Reputation: 5036
I have a scenario where the user clicks on a 'restaurant' link (for searching restaurants in a particular locality). I have to check whether the location is set or not. If it is not set, I want to redirect him to a page that allows him to set the location, and, then, go back to search results filtered by the set location. I'm using response.sendRedirect(url)
to redirect the user to the setting location page. But, how can I send the redirect back URL (i.e., the URL where I want to send the user after the location is set)?
I tried this:
response.sendRedirect("/location/set.html?action=asklocation&redirectUrl="+
request.getRequestUri()+request.getQueryString());
but this isn't working and 404 error is shown; also, the url formed in the browser doesn't look good.
Please, if anyone could solve the problem ...
Upvotes: 4
Views: 46732
Reputation: 27834
Looks like you're missing at least a "?" between request.getRequestUri()
and request.getQueryString()
. You should url-encode the parameter as well, which you can use java.net.URLEncoder
for.
Also, when doing redirects you need to prepend the context path: request.getContextPath()
.
Something like
String secondRedirectUrl = request.getRequestUri()+"?"+request.getQueryString();
String encodedSecondRedirectUrl = URLEncoder.encode(secondRedirectUrl, serverUrlEncodingPreferablyUTF8);
String firstRedirectUrl = request.getContextPath()+"/location/set.html?action=asklocation&redirectUrl="+encodedSecondRedirectUrl;
response.sendRedirect(firstRedirectUrl);
Personally, i'd rather solve the problem by storing a RequestDispatcher
in the session and forwarding to it after the location has been set.
Upvotes: 9
Reputation: 89169
My first response will be to remove the /
on your URL, something of this effect (to your code):
response.sendRedirect("location/set.html?action=asklocation&redirectUrl="+
request.getRequestUri()+request.getQueryString());
If that doesn't work, add request.getContextPath()

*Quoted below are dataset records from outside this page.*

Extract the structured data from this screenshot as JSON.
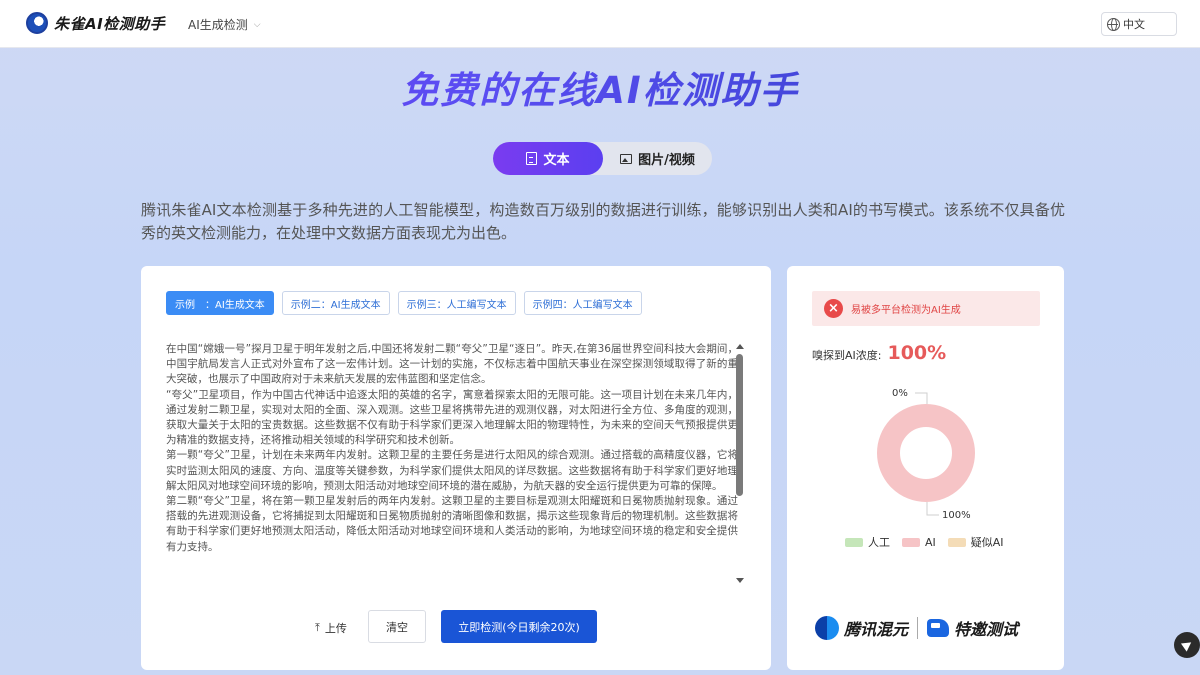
{
  "header": {
    "brand": "朱雀AI检测助手",
    "nav_item": "AI生成检测",
    "language": "中文"
  },
  "hero": {
    "title": "免费的在线AI检测助手",
    "tabs": [
      {
        "label": "文本",
        "active": true
      },
      {
        "label": "图片/视频",
        "active": false
      }
    ],
    "description": "腾讯朱雀AI文本检测基于多种先进的人工智能模型，构造数百万级别的数据进行训练，能够识别出人类和AI的书写模式。该系统不仅具备优秀的英文检测能力，在处理中文数据方面表现尤为出色。"
  },
  "editor": {
    "examples": [
      {
        "label": "示例　：AI生成文本",
        "active": true
      },
      {
        "label": "示例二：AI生成文本",
        "active": false
      },
      {
        "label": "示例三：人工编写文本",
        "active": false
      },
      {
        "label": "示例四：人工编写文本",
        "active": false
      }
    ],
    "paragraphs": [
      "在中国“嫦娥一号”探月卫星于明年发射之后,中国还将发射二颗“夸父”卫星“逐日”。昨天,在第36届世界空间科技大会期间，中国宇航局发言人正式对外宣布了这一宏伟计划。这一计划的实施，不仅标志着中国航天事业在深空探测领域取得了新的重大突破，也展示了中国政府对于未来航天发展的宏伟蓝图和坚定信念。",
      "“夸父”卫星项目，作为中国古代神话中追逐太阳的英雄的名字，寓意着探索太阳的无限可能。这一项目计划在未来几年内，通过发射二颗卫星，实现对太阳的全面、深入观测。这些卫星将携带先进的观测仪器，对太阳进行全方位、多角度的观测，获取大量关于太阳的宝贵数据。这些数据不仅有助于科学家们更深入地理解太阳的物理特性，为未来的空间天气预报提供更为精准的数据支持，还将推动相关领域的科学研究和技术创新。",
      "第一颗“夸父”卫星，计划在未来两年内发射。这颗卫星的主要任务是进行太阳风的综合观测。通过搭载的高精度仪器，它将实时监测太阳风的速度、方向、温度等关键参数，为科学家们提供太阳风的详尽数据。这些数据将有助于科学家们更好地理解太阳风对地球空间环境的影响，预测太阳活动对地球空间环境的潜在威胁，为航天器的安全运行提供更为可靠的保障。",
      "第二颗“夸父”卫星，将在第一颗卫星发射后的两年内发射。这颗卫星的主要目标是观测太阳耀斑和日冕物质抛射现象。通过搭载的先进观测设备，它将捕捉到太阳耀斑和日冕物质抛射的清晰图像和数据，揭示这些现象背后的物理机制。这些数据将有助于科学家们更好地预测太阳活动，降低太阳活动对地球空间环境和人类活动的影响，为地球空间环境的稳定和安全提供有力支持。"
    ],
    "upload_label": "上传",
    "clear_label": "清空",
    "detect_label": "立即检测(今日剩余20次)"
  },
  "result": {
    "alert_text": "易被多平台检测为AI生成",
    "concentration_label": "嗅探到AI浓度:",
    "concentration_value": "100%",
    "donut_labels": {
      "zero": "0%",
      "full": "100%"
    },
    "chart_data": {
      "type": "pie",
      "values": [
        0,
        100,
        0
      ],
      "categories": [
        "人工",
        "AI",
        "疑似AI"
      ],
      "colors": [
        "#c5e6b9",
        "#f6c4c6",
        "#f4dcb7"
      ],
      "legend": "bottom"
    },
    "brands": {
      "left": "腾讯混元",
      "right": "特邀测试"
    }
  }
}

at the beginning of your url string, like so:
response.sendRedirect(request.getContextPath() + "/location/set.html?action=asklocation&redirectUrl="+request.getRequestUri()+request.getQueryString());
The Javadoc states:
If the location is relative without a leading '/' the container interprets it as relative to the current request URI. If the location is relative with a leading '/' the container interprets it as relative to the servlet container root.